Patsy confides her outrage to William. He tells her matter-of-factly that slaves perform a variety of duties for their masters. Patsy begins to treat William coldly after this, even though she’s secretly in love with him. She wants to retreat to the convent school, taking Polly and Sally with her. She learns that taking Sally might cause another embarrassment for Jefferson. He’s keeping slaves in France where slavery is illegal.
While Jefferson is away touring Europe, William comes to the convent to repair his broken relationship with Patsy. He reveals that he’s stolen a lock of her hair, wordlessly admitting that he has feelings for her. He cryptically hints that he’ll say more on the subject after her father’s return.
While the last segment gave a hint of the discrepancy between Jefferson’s public persona and his private behavior, this set of chapters foregrounds even more questionable behavior and poor judgment on his part.
Jefferson leaves his two younger daughters behind when he takes Patsy to France with him. He doesn’t seem nearly as troubled by the separation as Patsy does, who frets that she isn’t fulfilling her promise to her mother to keep the family together. When Patsy’s youngest sister dies, Patsy feels the deepest sense of guilt, not Jefferson. It’s also Patsy, not Jefferson, who feels a pressing need to have Polly join them in Paris. Polly leaves behind her friends and familiar life in Virginia, willing to make the long journey to England for her father. However, Jefferson does not equally prioritize Polly: He does not meet her in England to accompany her the rest of the way to France because he’s afraid of missing a visit from his mistress. Patsy and Polly have made choices that have altered their lives for the sake of the family, whereas Jefferson continues to distance himself from his emotions and his own daughters.
The liaison with Maria shocks Patsy, but it pales in comparison to Jefferson’s affair with Sally. This relationship, more than any other, tests Patsy’s ideal vision of her father. Jefferson himself seems to recognize the paradox between his public persona and his private desires: He’s so ashamed that he can’t bring himself to speak to his daughter about it. This moment is a turning point for Patsy; whereas she once idolized her father, she now realizes that he is simply human.
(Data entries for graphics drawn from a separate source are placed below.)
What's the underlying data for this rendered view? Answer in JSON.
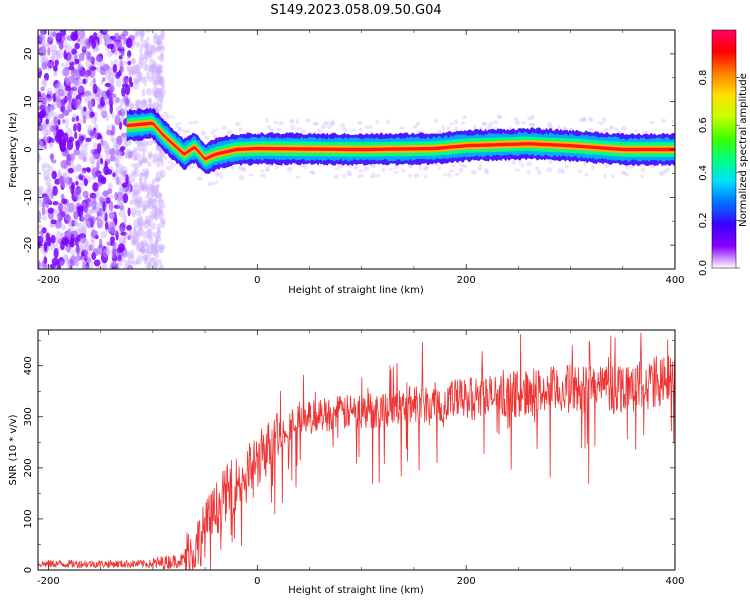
{
  "title": "S149.2023.058.09.50.G04",
  "chart_data": [
    {
      "type": "heatmap",
      "xlabel": "Height of straight line (km)",
      "ylabel": "Frequency (Hz)",
      "xlim": [
        -210,
        400
      ],
      "ylim": [
        -25,
        25
      ],
      "xticks": [
        -200,
        0,
        200,
        400
      ],
      "yticks": [
        -20,
        -10,
        0,
        10,
        20
      ],
      "colorbar": {
        "label": "Normalized spectral amplitude",
        "range": [
          0,
          1
        ],
        "ticks": [
          "0.0",
          "0.2",
          "0.4",
          "0.6",
          "0.8"
        ],
        "colors": [
          "#ffffff",
          "#8a00ff",
          "#3a00ff",
          "#0070ff",
          "#00e0ff",
          "#00ff80",
          "#40ff00",
          "#c8ff00",
          "#ffe000",
          "#ff8000",
          "#ff0000",
          "#ff0066"
        ]
      },
      "ridge": {
        "description_points_x": [
          -125,
          -100,
          -90,
          -80,
          -70,
          -60,
          -50,
          -40,
          -20,
          0,
          100,
          170,
          200,
          230,
          260,
          300,
          350,
          400
        ],
        "frequency_hz": [
          5,
          5.5,
          3,
          1,
          -1,
          0.5,
          -2,
          -1,
          0,
          0.2,
          0,
          0.2,
          0.8,
          1,
          1.2,
          0.8,
          0,
          0
        ]
      },
      "noise_region_x": [
        -210,
        -100
      ]
    },
    {
      "type": "line",
      "xlabel": "Height of straight line (km)",
      "ylabel": "SNR (10 * v/v)",
      "xlim": [
        -210,
        400
      ],
      "ylim": [
        0,
        470
      ],
      "xticks": [
        -200,
        0,
        200,
        400
      ],
      "yticks": [
        0,
        100,
        200,
        300,
        400
      ],
      "color": "#ee3333",
      "trend": {
        "x": [
          -210,
          -100,
          -70,
          -55,
          -45,
          -30,
          -10,
          10,
          30,
          60,
          100,
          150,
          200,
          250,
          300,
          350,
          400
        ],
        "y": [
          12,
          12,
          20,
          60,
          100,
          150,
          190,
          240,
          285,
          305,
          310,
          325,
          335,
          345,
          355,
          360,
          370
        ]
      }
    }
  ]
}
Although Jefferson is aware of the conflict between public and private, he never resolves it. He merely buries his secret urges under a veneer of respectability. Jefferson and Patsy have a long conversation about the importance of an untarnished reputation, a theme that provides motivation for Jefferson’s suppression of the truth: Jefferson seems willing to face a lifetime of secret shame in order to preserve the good opinion of the rest of the world.